Well, first off, my heart goes out to you. If you didn’t
use backups, you just lost a bunch of data. If you did, you
are minimally looking at the annoying experience of having
to set up the entire computer again.
Either way, you will need a new hard drive. Once installed,
you set up the new hard drive as usual and re-install all
your software. You then restore all your backups and you (hopefully)

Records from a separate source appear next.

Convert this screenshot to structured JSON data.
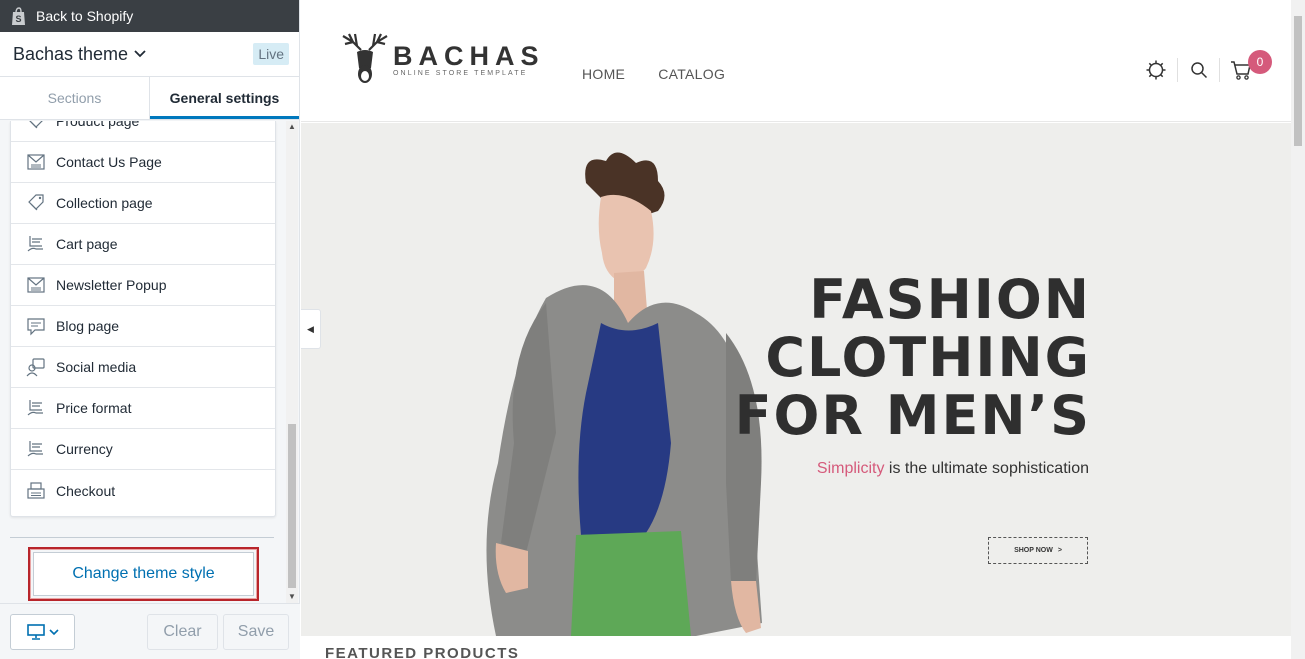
{
  "topbar": {
    "back_label": "Back to Shopify"
  },
  "theme": {
    "name": "Bachas theme",
    "status": "Live"
  },
  "tabs": [
    {
      "label": "Sections",
      "active": false
    },
    {
      "label": "General settings",
      "active": true
    }
  ],
  "settings_items": [
    {
      "label": "Product page",
      "icon": "tag-icon"
    },
    {
      "label": "Contact Us Page",
      "icon": "newsletter-icon"
    },
    {
      "label": "Collection page",
      "icon": "tag-icon"
    },
    {
      "label": "Cart page",
      "icon": "hand-card-icon"
    },
    {
      "label": "Newsletter Popup",
      "icon": "newsletter-icon"
    },
    {
      "label": "Blog page",
      "icon": "comment-icon"
    },
    {
      "label": "Social media",
      "icon": "social-icon"
    },
    {
      "label": "Price format",
      "icon": "hand-card-icon"
    },
    {
      "label": "Currency",
      "icon": "hand-card-icon"
    },
    {
      "label": "Checkout",
      "icon": "register-icon"
    }
  ],
  "change_theme": {
    "label": "Change theme style"
  },
  "footer": {
    "clear_label": "Clear",
    "save_label": "Save"
  },
  "store": {
    "logo_name": "BACHAS",
    "logo_tagline": "ONLINE STORE TEMPLATE",
    "nav": [
      "HOME",
      "CATALOG"
    ],
    "cart_count": "0",
    "hero_line1": "FASHION",
    "hero_line2": "CLOTHING",
    "hero_line3": "FOR MEN’S",
    "hero_sub_highlight": "Simplicity",
    "hero_sub_rest": " is the ultimate sophistication",
    "shop_now": "SHOP NOW",
    "featured": "FEATURED PRODUCTS"
  },
  "colors": {
    "accent": "#0078bd",
    "badge": "#d55a7b",
    "highlight_box": "#b8252b"
  }
}
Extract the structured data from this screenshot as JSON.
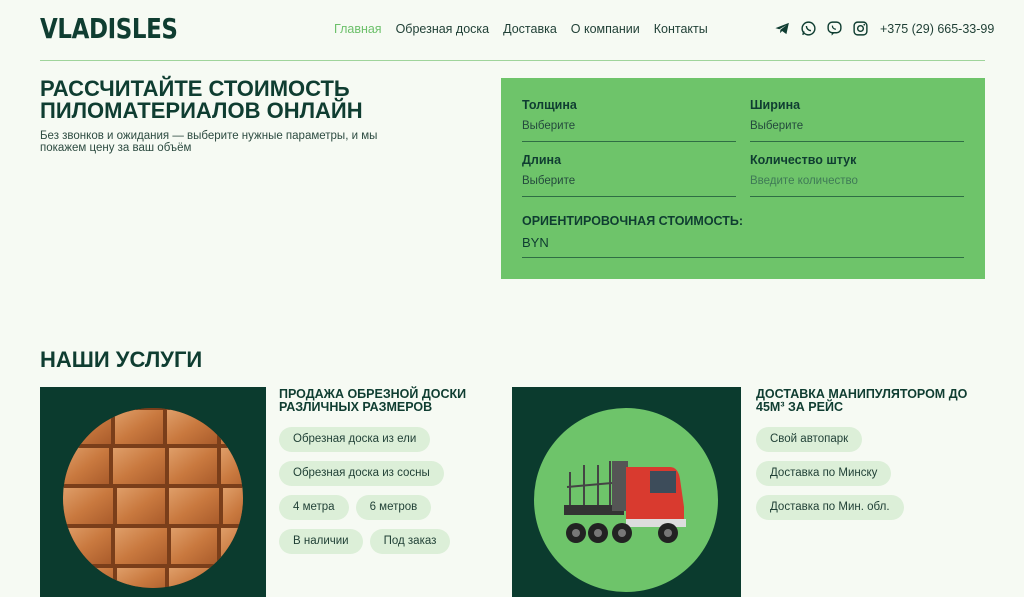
{
  "header": {
    "logo": "VLADISLES",
    "nav": [
      "Главная",
      "Обрезная доска",
      "Доставка",
      "О компании",
      "Контакты"
    ],
    "active_index": 0,
    "social_icons": [
      "telegram-icon",
      "whatsapp-icon",
      "viber-icon",
      "instagram-icon"
    ],
    "phone": "+375 (29) 665-33-99"
  },
  "hero": {
    "title": "Рассчитайте стоимость пиломатериалов онлайн",
    "subtitle": "Без звонков и ожидания — выберите нужные параметры, и мы покажем цену за ваш объём"
  },
  "calculator": {
    "thickness": {
      "label": "Толщина",
      "value": "Выберите"
    },
    "width": {
      "label": "Ширина",
      "value": "Выберите"
    },
    "length": {
      "label": "Длина",
      "value": "Выберите"
    },
    "quantity": {
      "label": "Количество штук",
      "placeholder": "Введите количество"
    },
    "cost_label": "ОРИЕНТИРОВОЧНАЯ СТОИМОСТЬ:",
    "cost_value": "BYN"
  },
  "services": {
    "title": "НАШИ УСЛУГИ",
    "cards": [
      {
        "title": "Продажа обрезной доски различных размеров",
        "tags": [
          "Обрезная доска из ели",
          "Обрезная доска из сосны",
          "4 метра",
          "6 метров",
          "В наличии",
          "Под заказ"
        ]
      },
      {
        "title": "Доставка манипулятором до 45м³ за рейс",
        "tags": [
          "Свой автопарк",
          "Доставка по Минску",
          "Доставка по Мин. обл."
        ]
      }
    ]
  },
  "colors": {
    "accent_green": "#6ec46a",
    "dark_green": "#0b3b2e",
    "text_dark": "#0f3d31",
    "tag_bg": "#dcefd8"
  }
}
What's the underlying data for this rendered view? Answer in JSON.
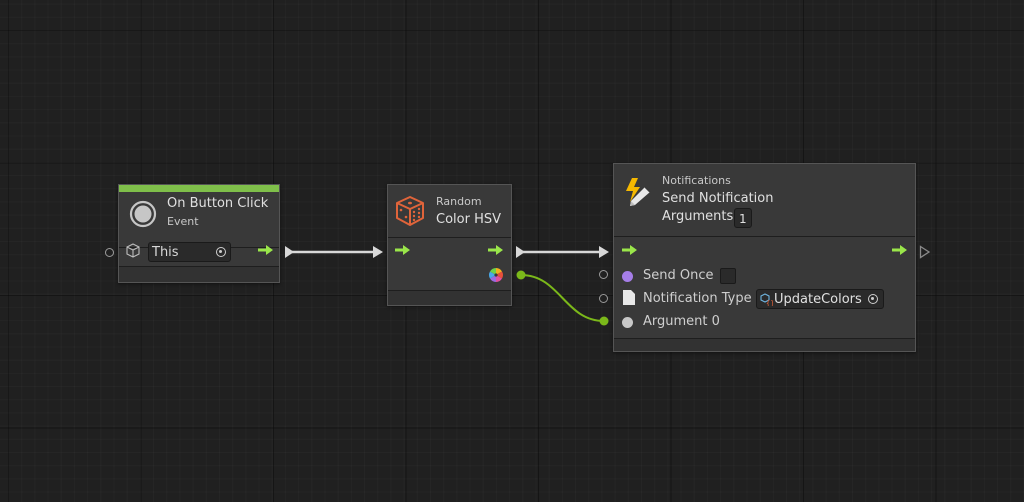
{
  "canvas": {
    "background": "#202020"
  },
  "colors": {
    "flow": "#9ae64a",
    "event_header": "#7fbf4a",
    "wire_value": "#7bb81a",
    "wire_flow": "#d8d8d8",
    "dice": "#e0643a",
    "lightning": "#f5b800",
    "send_once_port": "#a67ee8",
    "argument_port": "#c8c8c8"
  },
  "nodes": {
    "on_button_click": {
      "title": "On Button Click",
      "subtitle": "Event",
      "icon": "button-circle-icon",
      "target_field": {
        "value": "This",
        "icon": "cube-icon"
      }
    },
    "random_color": {
      "category": "Random",
      "title": "Color HSV",
      "icon": "dice-icon",
      "output_icon": "color-wheel-icon"
    },
    "send_notification": {
      "category": "Notifications",
      "title": "Send Notification",
      "arguments_label": "Arguments",
      "arguments_value": "1",
      "icon": "lightning-pencil-icon",
      "inputs": [
        {
          "label": "Send Once",
          "type": "checkbox",
          "checked": false
        },
        {
          "label": "Notification Type",
          "type": "object-field",
          "value": "UpdateColors"
        },
        {
          "label": "Argument 0",
          "type": "value"
        }
      ]
    }
  }
}
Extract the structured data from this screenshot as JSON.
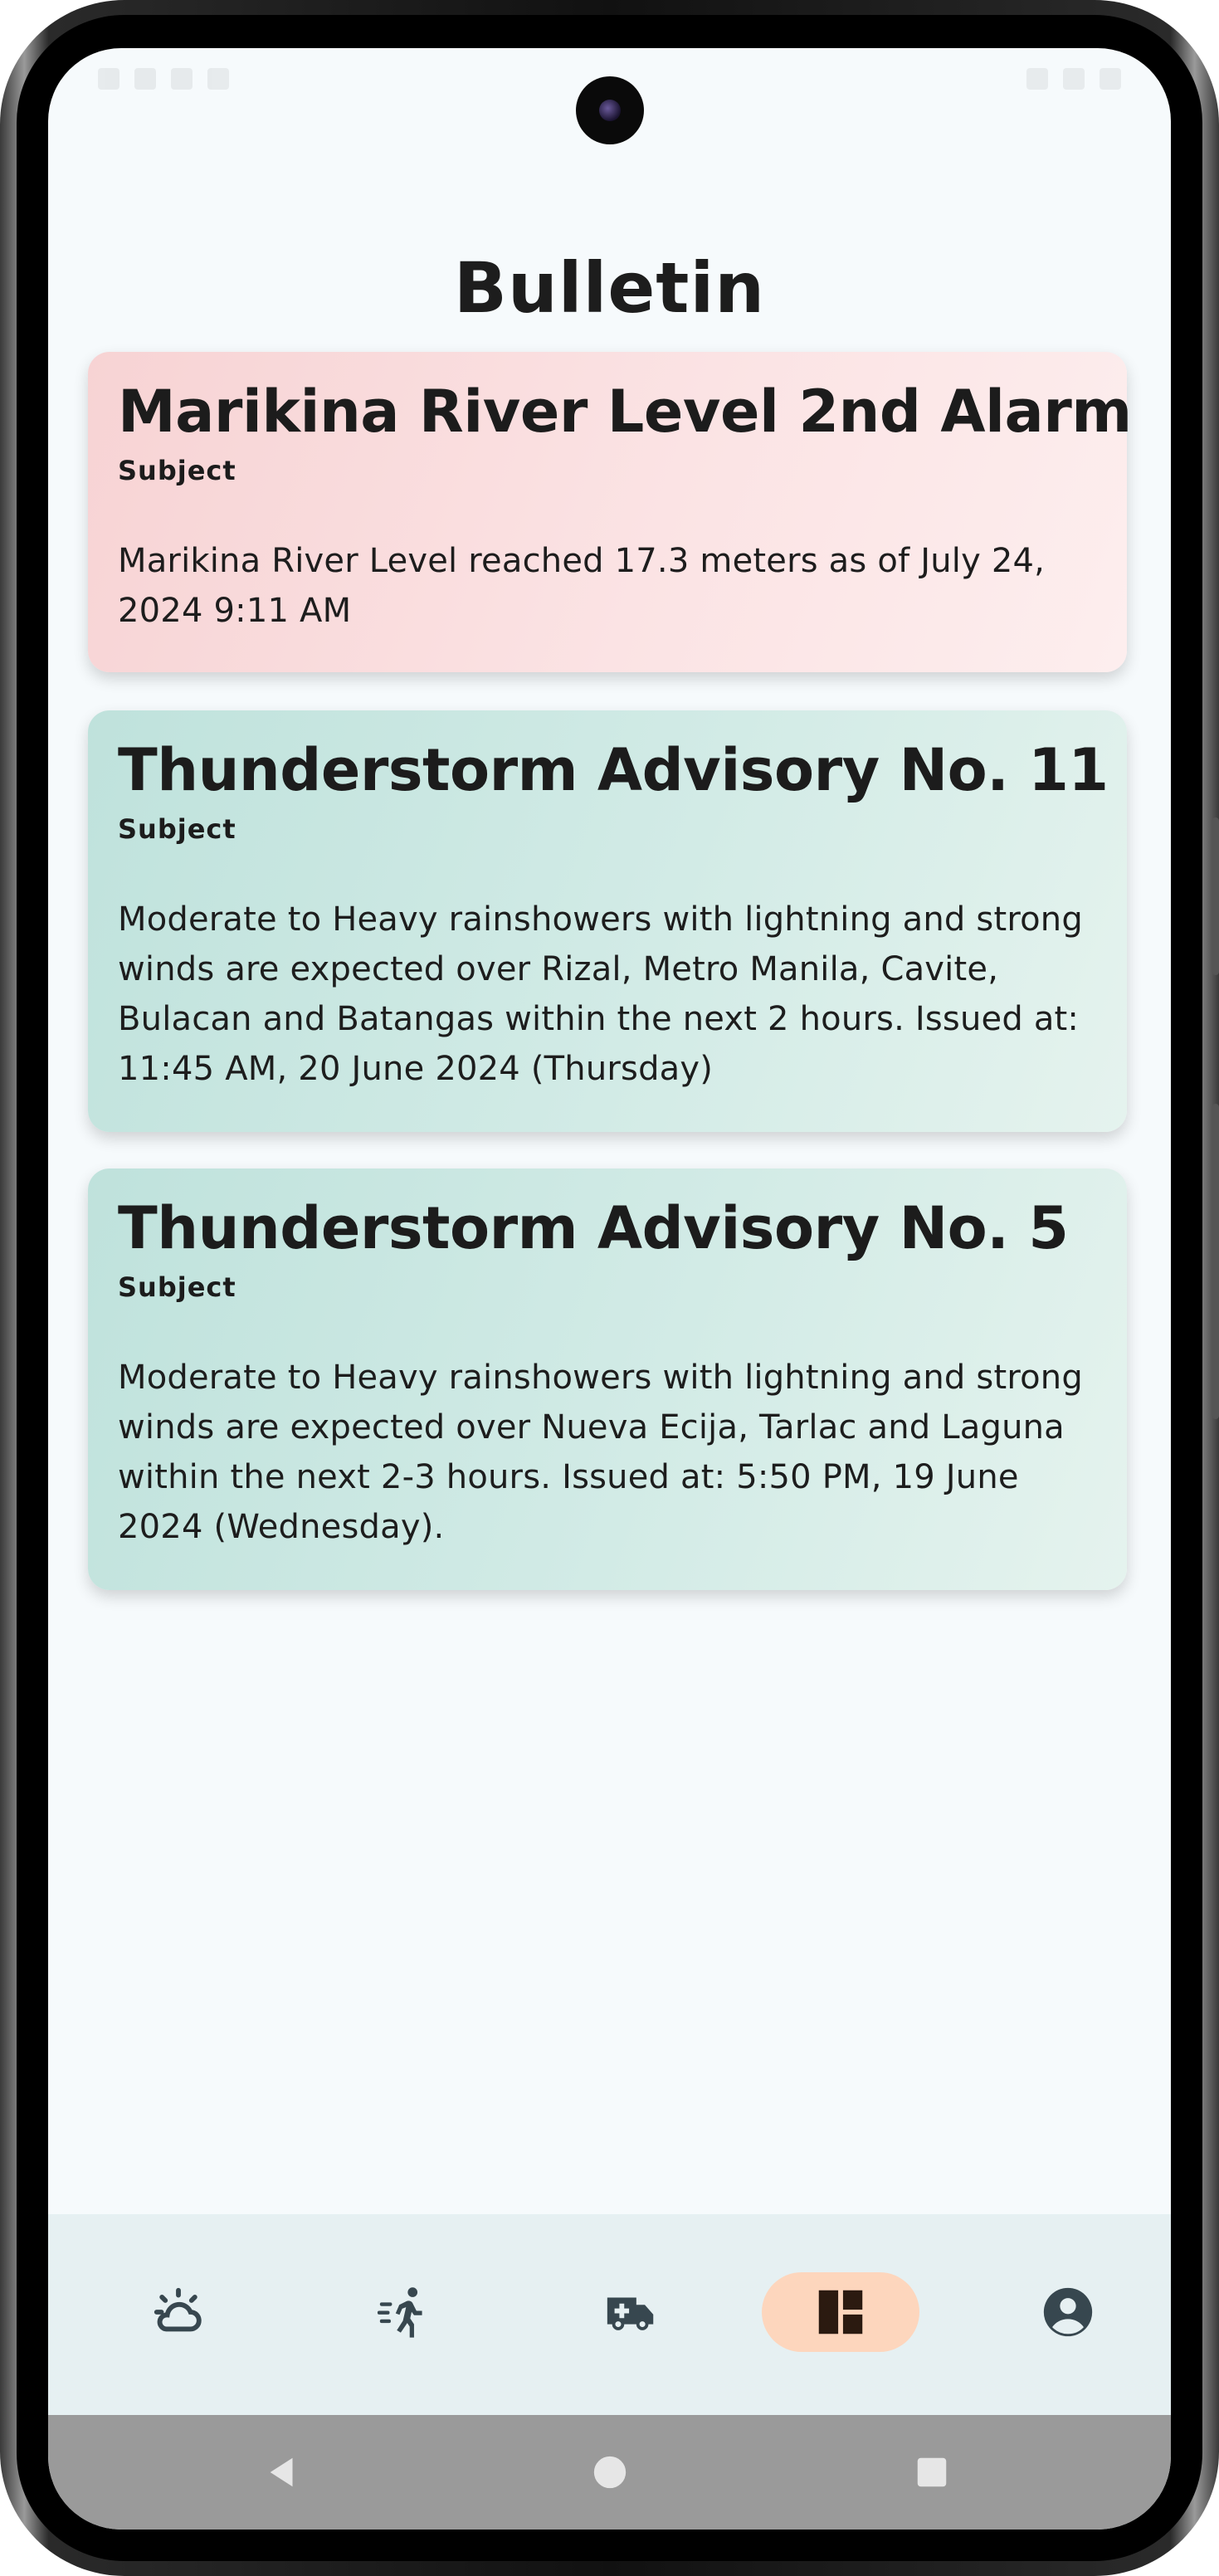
{
  "page": {
    "title": "Bulletin"
  },
  "bulletins": [
    {
      "title": "Marikina River Level 2nd Alarm",
      "subject_label": "Subject",
      "body": "Marikina River Level reached 17.3 meters as of July 24, 2024 9:11 AM",
      "color": "#f9dcdd"
    },
    {
      "title": "Thunderstorm Advisory No. 11",
      "subject_label": "Subject",
      "body": "Moderate to Heavy rainshowers with lightning and strong winds are expected over Rizal, Metro Manila, Cavite, Bulacan and Batangas within the next 2 hours. Issued at: 11:45 AM, 20 June 2024 (Thursday)",
      "color": "#cfe9e3"
    },
    {
      "title": "Thunderstorm Advisory No. 5",
      "subject_label": "Subject",
      "body": "Moderate to Heavy rainshowers with lightning and strong winds are expected over Nueva Ecija, Tarlac and Laguna within the next 2-3 hours. Issued at: 5:50 PM, 19 June 2024 (Wednesday).",
      "color": "#cfe9e3"
    }
  ],
  "bottom_nav": {
    "items": [
      {
        "icon": "weather-icon",
        "active": false
      },
      {
        "icon": "evacuation-icon",
        "active": false
      },
      {
        "icon": "ambulance-icon",
        "active": false
      },
      {
        "icon": "dashboard-icon",
        "active": true
      },
      {
        "icon": "account-icon",
        "active": false
      }
    ],
    "active_color": "#fdd6bd"
  },
  "system_nav": {
    "items": [
      "back-icon",
      "home-icon",
      "recents-icon"
    ]
  }
}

are good to go. Just trash the old drive. The data is not
retrievable in most cases which means that throwing it away
with your data on it is not really a risk.
Data Recovery
Too commonly people lose a hard drive that had data on it
that was not backed up. These are the people who are then
scrambling for ways to recover the data from a crashed hard
drive. In some cases, this can be done. You should know up
front, though, that it is going to cost you some money. Perhaps
a lot of money. As of now, a quick Google search shows typical
price ranges between $300 and $400. It isn’t cheap and
you need to weigh out the cost of the service versus the cost
of losing the data.
The art of data recovery depends solely on the nature of
the drive failure. For example, if the electronics of the
drive died but the mechanics are OK, then replacing the electronic
board can revive the drive. Also, if the read/write head died
but the platters still spin and are intact, then the data
is still there. A new read/write head is needed to get the
data.
The first thing would be to have your drive evaluated by
a data recovery service. Since data recovery is very custom
to the nature of the failure, prices vary.
Software Options
And since I know people will ask, no, there is no software
utility out there that can recover data from a crashed hard
drive. If the drive is not really crashed, then perhaps a
disk utility can help you recover something. But, a true crash
is a problem with the drive itself, and no software can overcome
that one.
The data recovery software one finds when searching for it
is designed to recover from accidental deletes or corrupted
file structure. If these thing happen, there is a chance you
can recover it on your own. Once the drive actually dies,
though, your only option is to use a data recovery service.